Time:2020-10-21ClickTimes:
AI for physics & physics for AI
A central goal of physics is to discover mathematical patterns in data. For example, after four years of analyzing data tables on planetary orbits, Johannes Kepler started a scientific revolution in 1605 by discovering that Mars' orbit was an ellipse. I describe how we can automate such tasks with machine learning and not only discover symbolic formulas accurately matching datasets (so-called symbolic regression), equations of motion and conserved quantities, but also auto-discover which degrees of freedom are most useful for predicting time evolution (for example, optimal generalized coordinates extracted from video data).
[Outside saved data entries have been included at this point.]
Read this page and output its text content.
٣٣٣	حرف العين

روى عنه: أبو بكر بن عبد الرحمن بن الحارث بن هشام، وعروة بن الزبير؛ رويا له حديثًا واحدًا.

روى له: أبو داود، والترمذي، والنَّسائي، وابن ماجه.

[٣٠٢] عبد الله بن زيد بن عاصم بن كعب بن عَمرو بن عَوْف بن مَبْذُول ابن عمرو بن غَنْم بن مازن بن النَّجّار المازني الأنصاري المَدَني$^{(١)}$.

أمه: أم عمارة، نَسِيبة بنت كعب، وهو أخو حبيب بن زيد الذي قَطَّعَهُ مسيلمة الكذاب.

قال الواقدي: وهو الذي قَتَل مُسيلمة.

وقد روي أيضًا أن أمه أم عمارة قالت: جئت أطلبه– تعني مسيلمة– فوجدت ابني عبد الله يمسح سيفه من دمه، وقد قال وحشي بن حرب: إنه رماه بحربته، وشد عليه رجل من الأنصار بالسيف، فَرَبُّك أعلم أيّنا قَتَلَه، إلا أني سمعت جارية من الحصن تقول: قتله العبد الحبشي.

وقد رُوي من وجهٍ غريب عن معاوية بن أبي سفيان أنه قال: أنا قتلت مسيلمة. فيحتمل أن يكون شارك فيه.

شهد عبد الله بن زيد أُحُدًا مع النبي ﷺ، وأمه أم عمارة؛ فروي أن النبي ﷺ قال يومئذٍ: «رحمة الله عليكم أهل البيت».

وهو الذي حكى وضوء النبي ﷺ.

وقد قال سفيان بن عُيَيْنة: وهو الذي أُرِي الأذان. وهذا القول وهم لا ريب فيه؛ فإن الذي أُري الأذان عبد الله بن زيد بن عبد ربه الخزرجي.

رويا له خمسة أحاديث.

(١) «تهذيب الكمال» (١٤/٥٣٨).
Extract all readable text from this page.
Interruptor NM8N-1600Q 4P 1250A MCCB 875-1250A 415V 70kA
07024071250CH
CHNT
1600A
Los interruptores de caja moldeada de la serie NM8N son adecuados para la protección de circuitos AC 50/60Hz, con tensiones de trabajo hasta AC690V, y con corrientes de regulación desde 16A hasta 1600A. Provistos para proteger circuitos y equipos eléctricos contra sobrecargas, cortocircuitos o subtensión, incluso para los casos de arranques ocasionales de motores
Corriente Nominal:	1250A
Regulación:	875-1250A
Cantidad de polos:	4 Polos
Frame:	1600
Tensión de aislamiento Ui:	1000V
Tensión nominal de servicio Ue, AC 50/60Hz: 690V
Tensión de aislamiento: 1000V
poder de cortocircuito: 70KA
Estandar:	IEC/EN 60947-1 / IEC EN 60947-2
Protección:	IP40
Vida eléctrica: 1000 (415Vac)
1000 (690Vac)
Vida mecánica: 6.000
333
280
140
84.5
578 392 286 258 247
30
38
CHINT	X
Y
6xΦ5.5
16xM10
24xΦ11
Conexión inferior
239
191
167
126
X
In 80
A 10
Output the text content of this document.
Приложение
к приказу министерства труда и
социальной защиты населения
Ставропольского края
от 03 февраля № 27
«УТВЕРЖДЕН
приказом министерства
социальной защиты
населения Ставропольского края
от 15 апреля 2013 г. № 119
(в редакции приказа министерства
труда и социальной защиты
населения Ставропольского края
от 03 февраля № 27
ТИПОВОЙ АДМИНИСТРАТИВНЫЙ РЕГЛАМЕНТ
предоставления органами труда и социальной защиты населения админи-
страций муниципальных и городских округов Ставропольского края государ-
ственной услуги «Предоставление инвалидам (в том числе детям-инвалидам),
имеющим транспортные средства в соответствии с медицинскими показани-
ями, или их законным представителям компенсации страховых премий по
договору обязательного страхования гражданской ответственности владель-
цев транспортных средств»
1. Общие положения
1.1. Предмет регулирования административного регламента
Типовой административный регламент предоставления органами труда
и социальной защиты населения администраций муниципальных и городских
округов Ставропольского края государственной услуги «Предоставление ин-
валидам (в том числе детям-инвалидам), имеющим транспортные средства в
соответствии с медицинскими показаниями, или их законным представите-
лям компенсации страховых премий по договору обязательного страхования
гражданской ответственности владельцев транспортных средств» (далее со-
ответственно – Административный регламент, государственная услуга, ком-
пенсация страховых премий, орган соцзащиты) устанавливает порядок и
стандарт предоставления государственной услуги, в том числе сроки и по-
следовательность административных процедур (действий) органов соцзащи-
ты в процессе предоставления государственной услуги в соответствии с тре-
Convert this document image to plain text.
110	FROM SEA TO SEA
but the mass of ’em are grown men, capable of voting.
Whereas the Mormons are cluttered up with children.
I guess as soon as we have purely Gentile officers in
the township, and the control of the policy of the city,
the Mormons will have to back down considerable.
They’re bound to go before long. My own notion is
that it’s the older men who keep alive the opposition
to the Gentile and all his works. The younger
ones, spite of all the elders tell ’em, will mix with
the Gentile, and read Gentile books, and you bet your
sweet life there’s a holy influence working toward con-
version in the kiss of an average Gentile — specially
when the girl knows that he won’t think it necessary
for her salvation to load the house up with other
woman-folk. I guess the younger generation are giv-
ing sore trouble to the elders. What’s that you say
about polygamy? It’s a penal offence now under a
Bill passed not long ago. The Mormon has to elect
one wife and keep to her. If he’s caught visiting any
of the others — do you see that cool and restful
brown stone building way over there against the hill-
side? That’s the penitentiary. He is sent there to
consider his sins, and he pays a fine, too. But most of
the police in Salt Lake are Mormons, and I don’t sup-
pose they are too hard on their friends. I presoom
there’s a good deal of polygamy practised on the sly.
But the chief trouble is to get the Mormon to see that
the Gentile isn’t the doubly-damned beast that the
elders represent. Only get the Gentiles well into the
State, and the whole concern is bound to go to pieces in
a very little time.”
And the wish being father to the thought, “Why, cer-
The methods I present exploit numerous ideas from physics to recursively simplify neural networks, ranging from symmetries to differentiable manifolds, curvature and topological defects, and also take advantage of mathematical insights from knot theory and graph modularity.
Speaker:
Max Tegmark,Institute for Artificial Intelligence & Fundamental Interactions and the Center for Brains, Minds and Machines,MIT;President of the Future of Life Institute
Venue:
Siyuan Hall (W301), Physics Building, PKU
ZOOM: ID: 390597013;Password: 446459
Time:
9:00 am–10:30 am, Oct. 23, 2020 (Friday)
Host:
陈斌 (Bin Chen), bchen01@pku.edu.cn
Biography:
Max Tegmark is a professor doing physics and AI and physics research at MIT as part of the Institute for Artificial Intelligence & Fundamental Interactions and the Center for Brains, Minds and Machines. He advocates for positive use of technology as president of the Future of Life Institute. He is the author of over 250 publications as well as the New York Times bestsellers “Life 3.0: Being Human in the Age of Artificial Intelligence” and "Our Mathematical Universe: My Quest for the Ultimate Nature of Reality". His AI research focuses on intelligible intelligence.